# Oxidation of malonic acid

Question
How many grams $\ce{CO2}$ will result when burning $\pu{100 g}$ malonic acid? The formula for malonic acid is $\ce{C3H4O4}$ so 3 $\ce{CO2}$ molecules should result from oxidating one malonic acid molecule. $$\ce{C3H4O4 + 2O2 -> 3CO2 + 2H2O}$$

My attempt

$$44.01\cdot\frac{100}{104.0615}\cdot3 = \pu{126.88 g}$$

with $\pu{44.01 g}$ being the mass of a mol $\ce{CO2}$ and $\pu{104.0615 g}$ for a mole of malonic acid.

However, this doesn't seem to be right. Can anyone hint me for the correct solution?

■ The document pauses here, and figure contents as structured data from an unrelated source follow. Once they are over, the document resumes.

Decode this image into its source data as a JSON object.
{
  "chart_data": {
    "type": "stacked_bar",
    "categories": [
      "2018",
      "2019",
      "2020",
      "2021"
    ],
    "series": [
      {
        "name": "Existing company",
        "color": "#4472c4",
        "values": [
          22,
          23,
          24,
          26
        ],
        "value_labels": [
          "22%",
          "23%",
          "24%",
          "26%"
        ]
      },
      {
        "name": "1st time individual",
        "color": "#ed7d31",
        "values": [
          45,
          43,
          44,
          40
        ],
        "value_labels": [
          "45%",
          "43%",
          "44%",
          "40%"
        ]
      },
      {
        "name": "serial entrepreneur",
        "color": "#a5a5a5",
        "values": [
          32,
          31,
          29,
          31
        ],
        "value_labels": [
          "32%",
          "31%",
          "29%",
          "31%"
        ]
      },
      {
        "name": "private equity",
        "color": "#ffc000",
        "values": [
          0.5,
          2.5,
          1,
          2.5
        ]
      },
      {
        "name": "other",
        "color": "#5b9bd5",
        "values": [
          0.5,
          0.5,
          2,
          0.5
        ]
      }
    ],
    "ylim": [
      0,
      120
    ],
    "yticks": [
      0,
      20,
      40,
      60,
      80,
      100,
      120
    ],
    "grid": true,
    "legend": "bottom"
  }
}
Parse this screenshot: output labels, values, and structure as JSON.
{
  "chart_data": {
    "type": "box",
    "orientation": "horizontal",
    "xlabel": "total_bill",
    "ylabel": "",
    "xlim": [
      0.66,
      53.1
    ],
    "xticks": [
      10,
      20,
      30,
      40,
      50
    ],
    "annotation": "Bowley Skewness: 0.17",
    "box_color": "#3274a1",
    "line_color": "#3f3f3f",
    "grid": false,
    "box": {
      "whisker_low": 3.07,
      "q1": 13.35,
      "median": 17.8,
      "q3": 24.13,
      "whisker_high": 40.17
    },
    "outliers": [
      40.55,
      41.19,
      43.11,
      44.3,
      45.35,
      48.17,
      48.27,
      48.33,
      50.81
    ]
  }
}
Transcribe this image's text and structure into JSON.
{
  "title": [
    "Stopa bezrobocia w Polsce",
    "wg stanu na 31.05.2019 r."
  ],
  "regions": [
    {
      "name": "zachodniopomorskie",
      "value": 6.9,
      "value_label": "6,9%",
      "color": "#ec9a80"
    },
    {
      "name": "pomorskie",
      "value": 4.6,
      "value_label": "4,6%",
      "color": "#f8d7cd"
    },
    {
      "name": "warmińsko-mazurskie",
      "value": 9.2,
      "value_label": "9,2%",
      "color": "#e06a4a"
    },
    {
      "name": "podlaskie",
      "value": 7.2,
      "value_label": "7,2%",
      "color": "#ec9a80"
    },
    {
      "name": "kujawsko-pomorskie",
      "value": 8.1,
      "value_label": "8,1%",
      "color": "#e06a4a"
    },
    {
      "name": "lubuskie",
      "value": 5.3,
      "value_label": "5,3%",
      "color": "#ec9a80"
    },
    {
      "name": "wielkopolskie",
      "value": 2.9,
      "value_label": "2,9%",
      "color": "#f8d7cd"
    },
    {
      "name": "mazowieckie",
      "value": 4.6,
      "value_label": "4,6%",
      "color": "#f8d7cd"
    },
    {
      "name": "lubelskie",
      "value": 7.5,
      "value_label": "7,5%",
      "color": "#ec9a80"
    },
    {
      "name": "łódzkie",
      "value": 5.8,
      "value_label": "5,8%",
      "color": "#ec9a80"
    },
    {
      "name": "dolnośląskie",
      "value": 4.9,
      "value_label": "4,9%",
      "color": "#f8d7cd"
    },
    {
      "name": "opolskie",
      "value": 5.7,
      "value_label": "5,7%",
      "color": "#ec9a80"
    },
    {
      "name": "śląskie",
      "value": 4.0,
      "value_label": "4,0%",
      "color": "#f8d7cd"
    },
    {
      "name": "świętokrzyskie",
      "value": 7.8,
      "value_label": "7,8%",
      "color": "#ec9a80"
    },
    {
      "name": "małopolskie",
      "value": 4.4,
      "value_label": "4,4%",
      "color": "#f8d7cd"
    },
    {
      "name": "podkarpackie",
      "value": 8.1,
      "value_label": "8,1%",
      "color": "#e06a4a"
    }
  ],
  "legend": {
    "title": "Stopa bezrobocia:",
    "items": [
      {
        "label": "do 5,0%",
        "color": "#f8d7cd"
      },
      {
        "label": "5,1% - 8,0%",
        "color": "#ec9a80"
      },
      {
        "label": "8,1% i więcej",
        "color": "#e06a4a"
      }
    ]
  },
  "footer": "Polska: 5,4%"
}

• Welcome! Could you comment why it doesn't seem right, please. Apart from a little inconsistent use of significant figures, I can't see anything wrong either. – Martin - マーチン Nov 29 '16 at 10:02
• @Martin It is kind of an online riddle and my answer isn't accepted – Ctx Nov 29 '16 at 10:16
• Why can't it be right? You're converting $\ce{C3H4O4}$ to something that has the same equivalent weight as $\ce{C3O6}$, which is has a higher weight than malonic acid. – Zhe Jun 30 '17 at 13:27

Using Bunsen burner for this reaction will most likely result in the reaction you've shown. But please keep in mind that even aqueous solution of malonic acid upon heating above $\pu{70 ^\circ C}$ easily undergoes decarboxylation:
$$\ce{HOOC-CH2-COOH ->[\Delta] CH3-COOH +CO2}$$
If your "burning conditions" are rather mild, then you get three times less carbon dioxide: $m(\ce{CO2}) \approx \pu{42.3 g}$.